An aerialist on a high platform holds on to a trapeze
attached to a support by an 8.00-m cord. (See the drawing.)
Just before he jumps off the platform, the cord makes an
angle of 41.0° degrees with the vertical. He jumps, swings
down, then back up, releasing the trapeze at the instant it is
0.750 m below its initial height. Calculate the angle θ that
the trapeze cord makes with the vertical at this instant.
At the start, he is d1 = 8 cos41° below the platform.
On the release, he is d2 = 8 cos41° + 0.75 below the platform
So cosθ = d2/8
Now finish it off
To calculate the angle θ that the trapeze cord makes with the vertical at the instant it is 0.750 m below its initial height, we can use trigonometry.

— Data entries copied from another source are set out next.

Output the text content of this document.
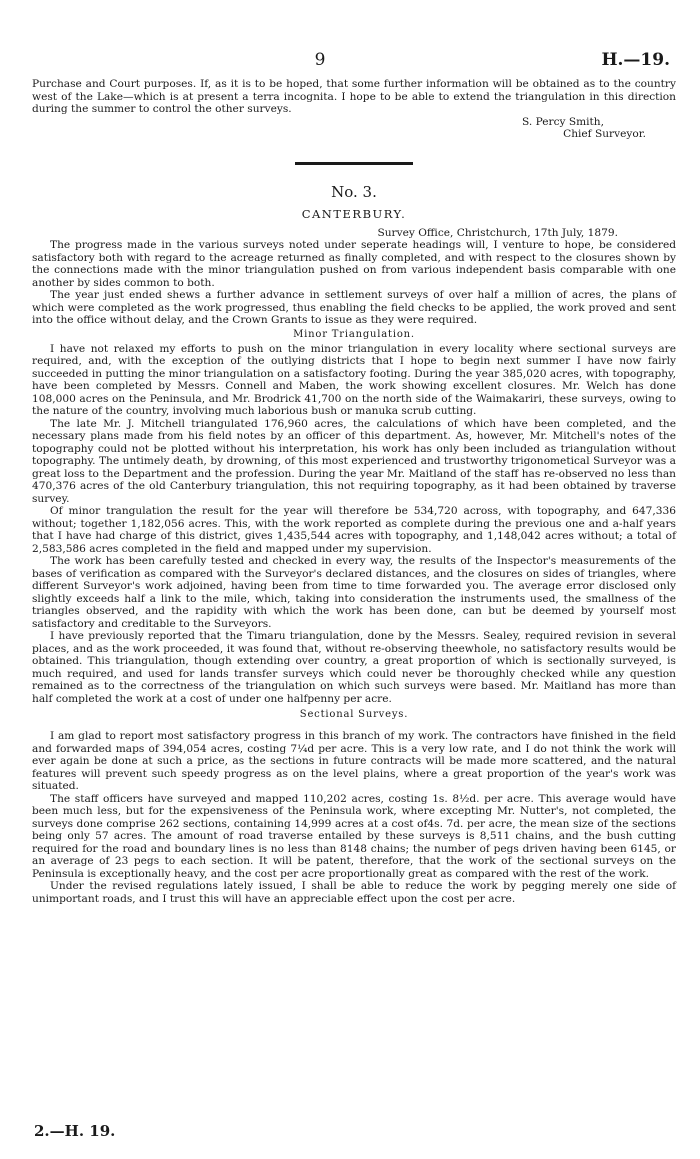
9	H.—19.

Purchase and Court purposes. If, as it is to be hoped, that some further information will be obtained as to the country west of the Lake—which is at present a terra incognita. I hope to be able to extend the triangulation in this direction during the summer to control the other surveys.

S. Percy Smith,
Chief Surveyor.
No. 3.
CANTERBURY.
Survey Office, Christchurch, 17th July, 1879.

The progress made in the various surveys noted under seperate headings will, I venture to hope, be considered satisfactory both with regard to the acreage returned as finally completed, and with respect to the closures shown by the connections made with the minor triangulation pushed on from various independent basis comparable with one another by sides common to both.

The year just ended shews a further advance in settlement surveys of over half a million of acres, the plans of which were completed as the work progressed, thus enabling the field checks to be applied, the work proved and sent into the office without delay, and the Crown Grants to issue as they were required.

Minor Triangulation.

I have not relaxed my efforts to push on the minor triangulation in every locality where sectional surveys are required, and, with the exception of the outlying districts that I hope to begin next summer I have now fairly succeeded in putting the minor triangulation on a satisfactory footing. During the year 385,020 acres, with topography, have been completed by Messrs. Connell and Maben, the work showing excellent closures. Mr. Welch has done 108,000 acres on the Peninsula, and Mr. Brodrick 41,700 on the north side of the Waimakariri, these surveys, owing to the nature of the country, involving much laborious bush or manuka scrub cutting.

The late Mr. J. Mitchell triangulated 176,960 acres, the calculations of which have been completed, and the necessary plans made from his field notes by an officer of this department. As, however, Mr. Mitchell's notes of the topography could not be plotted without his interpretation, his work has only been included as triangulation without topography. The untimely death, by drowning, of this most experienced and trustworthy trigonometical Surveyor was a great loss to the Department and the profession. During the year Mr. Maitland of the staff has re-observed no less than 470,376 acres of the old Canterbury triangulation, this not requiring topography, as it had been obtained by traverse survey.

Of minor trangulation the result for the year will therefore be 534,720 across, with topography, and 647,336 without; together 1,182,056 acres. This, with the work reported as complete during the previous one and a-half years that I have had charge of this district, gives 1,435,544 acres with topography, and 1,148,042 acres without; a total of 2,583,586 acres completed in the field and mapped under my supervision.

The work has been carefully tested and checked in every way, the results of the Inspector's measurements of the bases of verification as compared with the Surveyor's declared distances, and the closures on sides of triangles, where different Surveyor's work adjoined, having been from time to time forwarded you. The average error disclosed only slightly exceeds half a link to the mile, which, taking into consideration the instruments used, the smallness of the triangles observed, and the rapidity with which the work has been done, can but be deemed by yourself most satisfactory and creditable to the Surveyors.

I have previously reported that the Timaru triangulation, done by the Messrs. Sealey, required revision in several places, and as the work proceeded, it was found that, without re-observing theewhole, no satisfactory results would be obtained. This triangulation, though extending over country, a great proportion of which is sectionally surveyed, is much required, and used for lands transfer surveys which could never be thoroughly checked while any question remained as to the correctness of the triangulation on which such surveys were based. Mr. Maitland has more than half completed the work at a cost of under one halfpenny per acre.

Sectional Surveys.

I am glad to report most satisfactory progress in this branch of my work. The contractors have finished in the field and forwarded maps of 394,054 acres, costing 7¼d per acre. This is a very low rate, and I do not think the work will ever again be done at such a price, as the sections in future contracts will be made more scattered, and the natural features will prevent such speedy progress as on the level plains, where a great proportion of the year's work was situated.

The staff officers have surveyed and mapped 110,202 acres, costing 1s. 8½d. per acre. This average would have been much less, but for the expensiveness of the Peninsula work, where excepting Mr. Nutter's, not completed, the surveys done comprise 262 sections, containing 14,999 acres at a cost of4s. 7d. per acre, the mean size of the sections being only 57 acres. The amount of road traverse entailed by these surveys is 8,511 chains, and the bush cutting required for the road and boundary lines is no less than 8148 chains; the number of pegs driven having been 6145, or an average of 23 pegs to each section. It will be patent, therefore, that the work of the sectional surveys on the Peninsula is exceptionally heavy, and the cost per acre proportionally great as compared with the rest of the work.

Under the revised regulations lately issued, I shall be able to reduce the work by pegging merely one side of unimportant roads, and I trust this will have an appreciable effect upon the cost per acre.

2.—H. 19.
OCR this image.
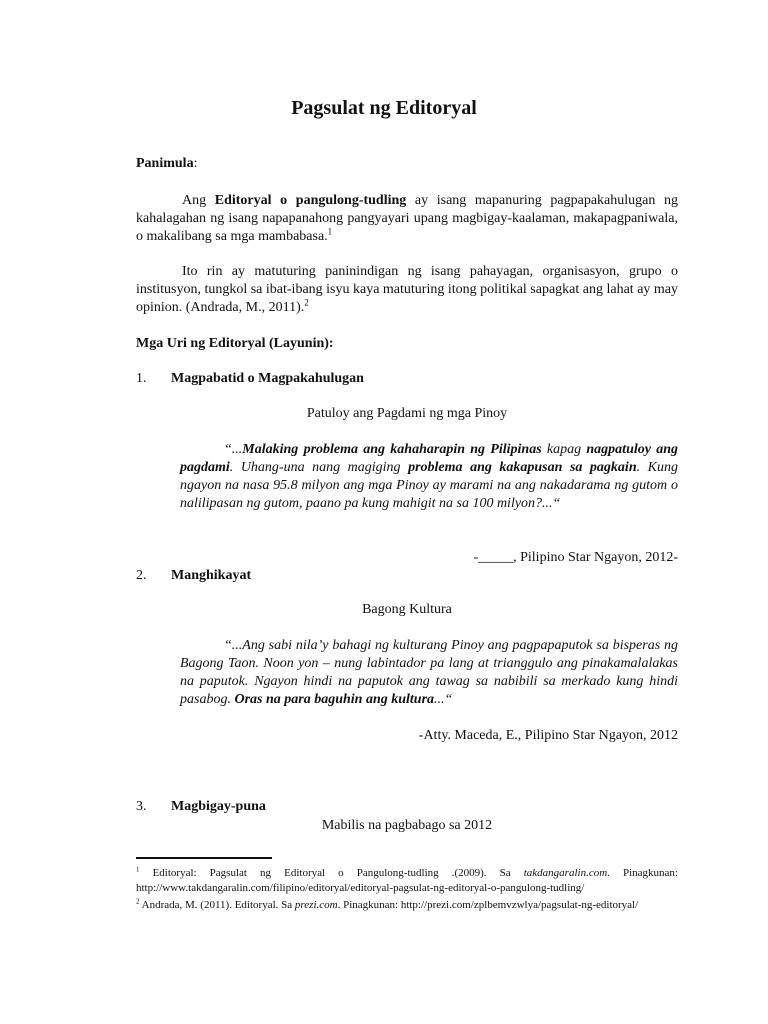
Pagsulat ng Editoryal
Panimula:
Ang Editoryal o pangulong-tudling ay isang mapanuring pagpapakahulugan ng kahalagahan ng isang napapanahong pangyayari upang magbigay-kaalaman, makapagpaniwala, o makalibang sa mga mambabasa.$^1$
Ito rin ay matuturing paninindigan ng isang pahayagan, organisasyon, grupo o institusyon, tungkol sa ibat-ibang isyu kaya matuturing itong politikal sapagkat ang lahat ay may opinion. (Andrada, M., 2011).$^2$
Mga Uri ng Editoryal (Layunin):
1. Magpabatid o Magpakahulugan
Patuloy ang Pagdami ng mga Pinoy
“...Malaking problema ang kahaharapin ng Pilipinas kapag nagpatuloy ang pagdami. Uhang-una nang magiging problema ang kakapusan sa pagkain. Kung ngayon na nasa 95.8 milyon ang mga Pinoy ay marami na ang nakadarama ng gutom o nalilipasan ng gutom, paano pa kung mahigit na sa 100 milyon?...“
-_____, Pilipino Star Ngayon, 2012-
2. Manghikayat
Bagong Kultura
“...Ang sabi nila’y bahagi ng kulturang Pinoy ang pagpapaputok sa bisperas ng Bagong Taon. Noon yon – nung labintador pa lang at trianggulo ang pinakamalalakas na paputok. Ngayon hindi na paputok ang tawag sa nabibili sa merkado kung hindi pasabog. Oras na para baguhin ang kultura...“
-Atty. Maceda, E., Pilipino Star Ngayon, 2012
3. Magbigay-puna
Mabilis na pagbabago sa 2012

$^1$ Editoryal: Pagsulat ng Editoryal o Pangulong-tudling .(2009). Sa takdangaralin.com. Pinagkunan: http://www.takdangaralin.com/filipino/editoryal/editoryal-pagsulat-ng-editoryal-o-pangulong-tudling/

$^2$ Andrada, M. (2011). Editoryal. Sa prezi.com. Pinagkunan: http://prezi.com/zplbemvzwlya/pagsulat-ng-editoryal/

Let's define the variables:
θ: angle the trapeze cord makes with the vertical at the instant it is 0.750 m below its initial height
L: length of the trapeze cord (8.00 m)
h: initial height of the aerialist when he holds onto the trapeze
d: distance below the initial height the trapeze falls before releasing it (0.750 m)

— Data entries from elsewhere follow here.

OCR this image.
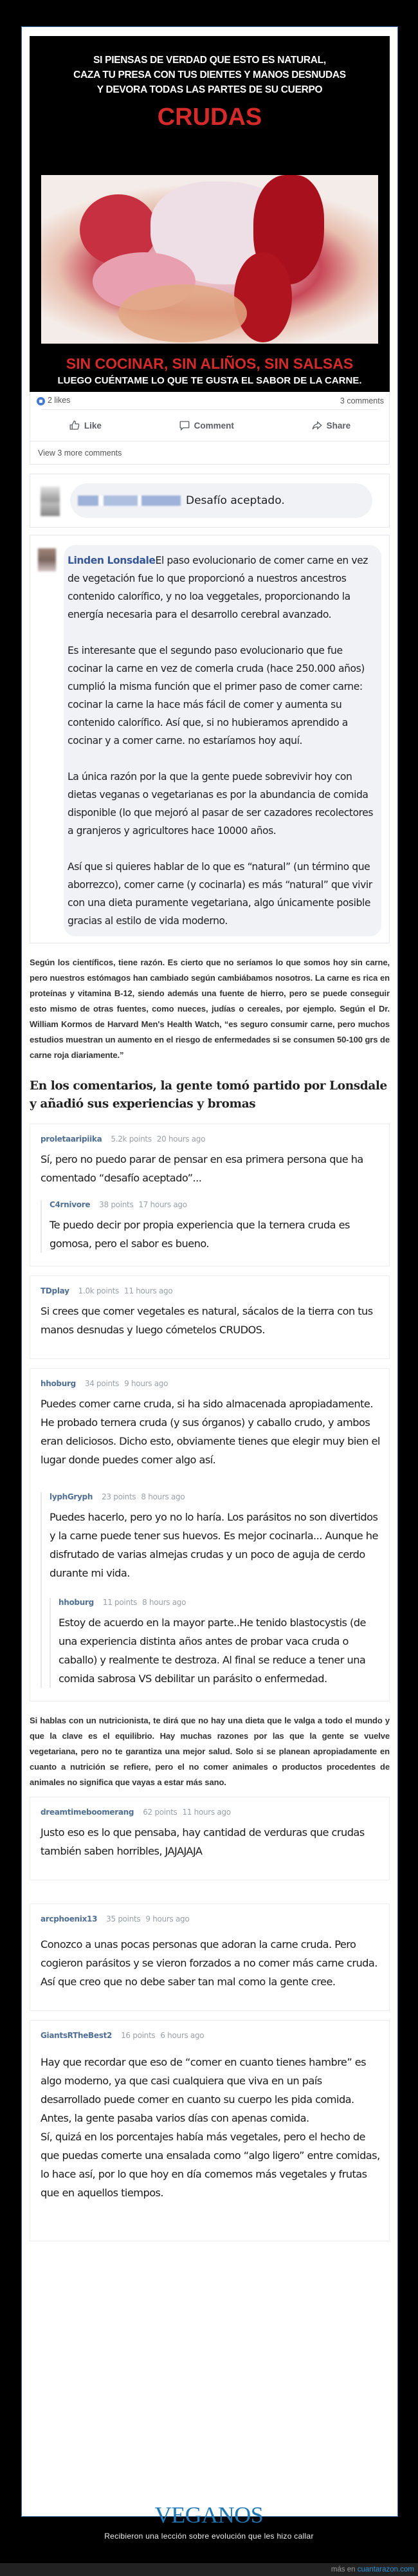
SI PIENSAS DE VERDAD QUE ESTO ES NATURAL,
CAZA TU PRESA CON TUS DIENTES Y MANOS DESNUDAS
Y DEVORA TODAS LAS PARTES DE SU CUERPO
CRUDAS
SIN COCINAR, SIN ALIÑOS, SIN SALSAS
LUEGO CUÉNTAME LO QUE TE GUSTA EL SABOR DE LA CARNE.
2 likes	3 comments
Like	Comment	Share
View 3 more comments
Desafío aceptado.

Linden LonsdaleEl paso evolucionario de comer carne en vez de vegetación fue lo que proporcionó a nuestros ancestros contenido calorífico, y no loa veggetales, proporcionando la energía necesaria para el desarrollo cerebral avanzado.

Es interesante que el segundo paso evolucionario que fue cocinar la carne en vez de comerla cruda (hace 250.000 años) cumplió la misma función que el primer paso de comer carne: cocinar la carne la hace más fácil de comer y aumenta su contenido calorífico. Así que, si no hubieramos aprendido a cocinar y a comer carne. no estaríamos hoy aquí.

La única razón por la que la gente puede sobrevivir hoy con dietas veganas o vegetarianas es por la abundancia de comida disponible (lo que mejoró al pasar de ser cazadores recolectores a granjeros y agricultores hace 10000 años.

Así que si quieres hablar de lo que es “natural” (un término que aborrezco), comer carne (y cocinarla) es más “natural” que vivir con una dieta puramente vegetariana, algo únicamente posible gracias al estilo de vida moderno.

Según los científicos, tiene razón. Es cierto que no seríamos lo que somos hoy sin carne, pero nuestros estómagos han cambiado según cambiábamos nosotros. La carne es rica en proteínas y vitamina B-12, siendo además una fuente de hierro, pero se puede conseguir esto mismo de otras fuentes, como nueces, judías o cereales, por ejemplo. Según el Dr. William Kormos de Harvard Men's Health Watch, “es seguro consumir carne, pero muchos estudios muestran un aumento en el riesgo de enfermedades si se consumen 50-100 grs de carne roja diariamente.”
En los comentarios, la gente tomó partido por Lonsdale y añadió sus experiencias y bromas
proletaaripiika 5.2k points 20 hours ago
Sí, pero no puedo parar de pensar en esa primera persona que ha comentado “desafío aceptado”...
C4rnivore 38 points 17 hours ago
Te puedo decir por propia experiencia que la ternera cruda es gomosa, pero el sabor es bueno.
TDplay 1.0k points 11 hours ago
Si crees que comer vegetales es natural, sácalos de la tierra con tus manos desnudas y luego cómetelos CRUDOS.
hhoburg 34 points 9 hours ago
Puedes comer carne cruda, si ha sido almacenada apropiadamente. He probado ternera cruda (y sus órganos) y caballo crudo, y ambos eran deliciosos. Dicho esto, obviamente tienes que elegir muy bien el lugar donde puedes comer algo así.
lyphGryph 23 points 8 hours ago
Puedes hacerlo, pero yo no lo haría. Los parásitos no son divertidos y la carne puede tener sus huevos. Es mejor cocinarla... Aunque he disfrutado de varias almejas crudas y un poco de aguja de cerdo durante mi vida.
hhoburg 11 points 8 hours ago
Estoy de acuerdo en la mayor parte..He tenido blastocystis (de una experiencia distinta años antes de probar vaca cruda o caballo) y realmente te destroza. Al final se reduce a tener una comida sabrosa VS debilitar un parásito o enfermedad.
Si hablas con un nutricionista, te dirá que no hay una dieta que le valga a todo el mundo y que la clave es el equilibrio. Hay muchas razones por las que la gente se vuelve vegetariana, pero no te garantiza una mejor salud. Solo si se planean apropiadamente en cuanto a nutrición se refiere, pero el no comer animales o productos procedentes de animales no significa que vayas a estar más sano.
dreamtimeboomerang 62 points 11 hours ago
Justo eso es lo que pensaba, hay cantidad de verduras que crudas también saben horribles, JAJAJAJA
arcphoenix13 35 points 9 hours ago
Conozco a unas pocas personas que adoran la carne cruda. Pero cogieron parásitos y se vieron forzados a no comer más carne cruda. Así que creo que no debe saber tan mal como la gente cree.
GiantsRTheBest2 16 points 6 hours ago
Hay que recordar que eso de “comer en cuanto tienes hambre” es algo moderno, ya que casi cualquiera que viva en un país desarrollado puede comer en cuanto su cuerpo les pida comida. Antes, la gente pasaba varios días con apenas comida.
Sí, quizá en los porcentajes había más vegetales, pero el hecho de que puedas comerte una ensalada como “algo ligero” entre comidas, lo hace así, por lo que hoy en día comemos más vegetales y frutas que en aquellos tiempos.
VEGANOS
Recibieron una lección sobre evolución que les hizo callar
más en cuantarazon.com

First, we need to calculate the initial height of the aerialist, h:
h = L * cos(θ_initial)
where θ_initial is the initial angle the cord makes with the vertical (41.0°).
h = 8.00 m * cos(41.0°)
h ≈ 5.76 m
Now, we can calculate the vertical distance the trapeze falls, y:
y = h - d
y = 5.76 m - 0.750 m
y ≈ 5.01 m
Next, we'll use the right triangle formed by the vertical distance the trapeze falls and the length of the trapeze cord to calculate the angle θ:
sin(θ) = y / L
θ = arcsin(y / L)
θ = arcsin(5.01 m / 8.00 m)
Using a calculator, we find that:
θ ≈ 37.28°
So, the angle θ that the trapeze cord makes with the vertical at the instant it is 0.750 m below its initial height is approximately 37.28°.